Sharma challenged the industry to reconsider its prime nomenclature. “The rise of digital shopping has transformed the traditional definition of a store,” he explained. “‘Store’ no longer refers to just bricks-and-mortar or an online portal; rather, it’s a reflection of a shopper’s entire experience. Customers now expect brands to tie together all of their physical and digital interactions into a cohesive experience. This means retailers must now apply attention to every unique moment in which a customer engages with the brand, from when she’s browsing — whether online or in store — to when she’s waiting for a product to when the purchased product is finally in her hands.”

Sharma said Sephora “does this exceptionally well.” He said when shoppers are browsing in store, “customers can interact with store associates to browse items, have makeup tutorials, practice applying products and interact with shoppable screens. Sephora mirrors this experience online through ‘how-to’ videos, offering virtual try-ons, and creating a community board where shoppers can ask questions and provide answers.”

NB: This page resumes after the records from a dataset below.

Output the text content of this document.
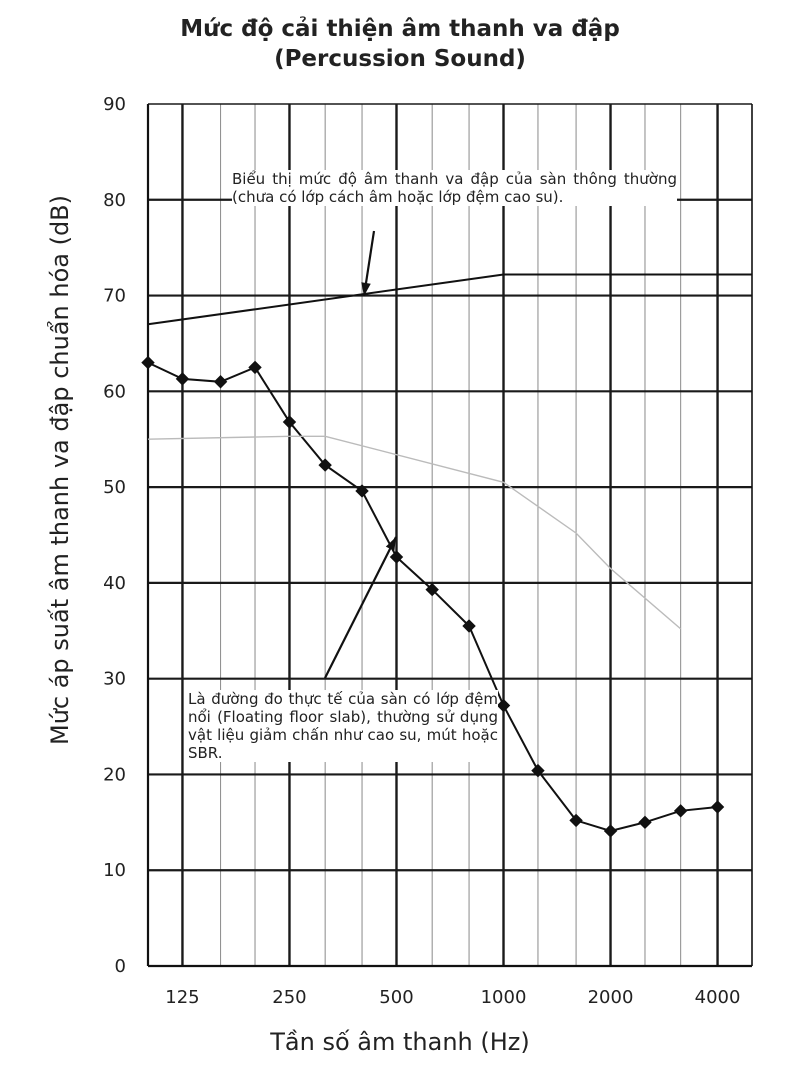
Mức độ cải thiện âm thanh va đập
(Percussion Sound)
0
10
20
30
40
50
60
70
80
90
125	250	500	1000	2000	4000
Mức áp suất âm thanh va đập chuẩn hóa (dB)
Tần số âm thanh (Hz)
Biểu thị mức độ âm thanh va đập của sàn thông thường (chưa có lớp cách âm hoặc lớp đệm cao su).
Là đường đo thực tế của sàn có lớp đệm nổi (Floating floor slab), thường sử dụng vật liệu giảm chấn như cao su, mút hoặc SBR.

Sharma noted Sephora’s seamless customer experiences extends “through the post-purchase experience, when customers can view relevant product video content while also tracking their package.”

Maintaining that seamless experience by leveraging various technologies while also using data to manage inventory and analyze trends helps to set the stage for better sales. But also offering a personalized approach in the store or on a mobile device or web site is what solution-providers say will seal the deal — and convert shoppers and browsers into buyers.